Joe could see Max in Nevin’s bedroom hastily changing into the uniform. “To impress the hospital staff,” Charlie had said. Hospital social workers, if they started asking questions, could be surly about Zeb’s living arrangements when he was sent home, an injured old man living alone trying to take care of a little child. They would be asking questions like, Where is her mother? Where is her father? Why doesn’t the child live with them?

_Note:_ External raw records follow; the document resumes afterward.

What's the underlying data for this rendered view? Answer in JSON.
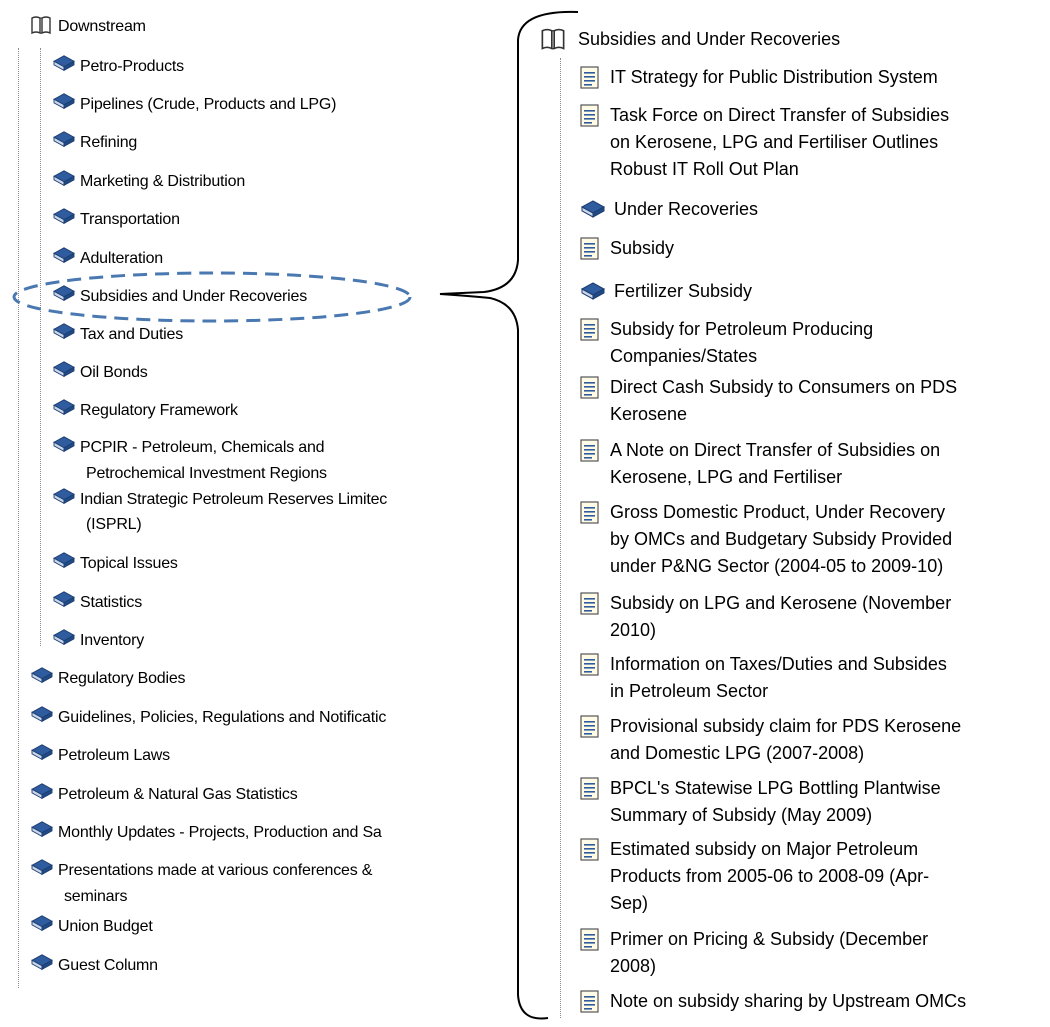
{
  "left_tree": {
    "root": {
      "label": "Downstream",
      "icon": "open-book-icon"
    },
    "children": [
      "Petro-Products",
      "Pipelines (Crude, Products and LPG)",
      "Refining",
      "Marketing & Distribution",
      "Transportation",
      "Adulteration",
      "Subsidies and Under Recoveries",
      "Tax and Duties",
      "Oil Bonds",
      "Regulatory Framework",
      "PCPIR - Petroleum, Chemicals and",
      "Petrochemical Investment Regions",
      "Indian Strategic Petroleum Reserves Limitec",
      "(ISPRL)",
      "Topical Issues",
      "Statistics",
      "Inventory"
    ],
    "siblings": [
      "Regulatory Bodies",
      "Guidelines, Policies, Regulations and Notificatic",
      "Petroleum Laws",
      "Petroleum & Natural Gas Statistics",
      "Monthly Updates - Projects, Production and Sa",
      "Presentations made at various conferences &",
      "seminars",
      "Union Budget",
      "Guest Column"
    ],
    "highlighted": "Subsidies and Under Recoveries"
  },
  "right_tree": {
    "root": {
      "label": "Subsidies and Under Recoveries",
      "icon": "open-book-icon"
    },
    "items": [
      {
        "type": "doc",
        "lines": [
          "IT Strategy for Public Distribution System"
        ]
      },
      {
        "type": "doc",
        "lines": [
          "Task Force on Direct Transfer of Subsidies",
          "on Kerosene, LPG and Fertiliser Outlines",
          "Robust IT Roll Out Plan"
        ]
      },
      {
        "type": "book",
        "lines": [
          "Under Recoveries"
        ]
      },
      {
        "type": "doc",
        "lines": [
          "Subsidy"
        ]
      },
      {
        "type": "book",
        "lines": [
          "Fertilizer Subsidy"
        ]
      },
      {
        "type": "doc",
        "lines": [
          "Subsidy for Petroleum Producing",
          "Companies/States"
        ]
      },
      {
        "type": "doc",
        "lines": [
          "Direct Cash Subsidy to Consumers on PDS",
          "Kerosene"
        ]
      },
      {
        "type": "doc",
        "lines": [
          "A Note on Direct Transfer of Subsidies on",
          "Kerosene, LPG and Fertiliser"
        ]
      },
      {
        "type": "doc",
        "lines": [
          "Gross Domestic Product, Under Recovery",
          "by OMCs and Budgetary Subsidy Provided",
          "under P&NG Sector (2004-05 to 2009-10)"
        ]
      },
      {
        "type": "doc",
        "lines": [
          "Subsidy on LPG and Kerosene (November",
          "2010)"
        ]
      },
      {
        "type": "doc",
        "lines": [
          "Information on Taxes/Duties and Subsides",
          "in Petroleum Sector"
        ]
      },
      {
        "type": "doc",
        "lines": [
          "Provisional subsidy claim for PDS Kerosene",
          "and Domestic LPG (2007-2008)"
        ]
      },
      {
        "type": "doc",
        "lines": [
          "BPCL's Statewise LPG Bottling Plantwise",
          "Summary of Subsidy (May 2009)"
        ]
      },
      {
        "type": "doc",
        "lines": [
          "Estimated subsidy on Major Petroleum",
          "Products from 2005-06 to 2008-09 (Apr-",
          "Sep)"
        ]
      },
      {
        "type": "doc",
        "lines": [
          "Primer on Pricing & Subsidy (December",
          "2008)"
        ]
      },
      {
        "type": "doc",
        "lines": [
          "Note on subsidy sharing by Upstream OMCs"
        ]
      }
    ]
  },
  "colors": {
    "book_blue": "#2f5c9e",
    "highlight_dash": "#4a78b0",
    "doc_icon_border": "#555555"
  }
}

How can an old man who needs a nurse himself care for a child? Can he cook? How would he get her to school?
It would be easier for a chief in full uniform to subdue the complaints of those with an overblown sense of authority. Easier to drill into them that he had complete jurisdiction over Mindy. And, Joe thought, Max did have jurisdiction or might soon have it if Nevin had robbed and killed Jon Jaarel and if Thelma had contributed her car, making her an accomplice.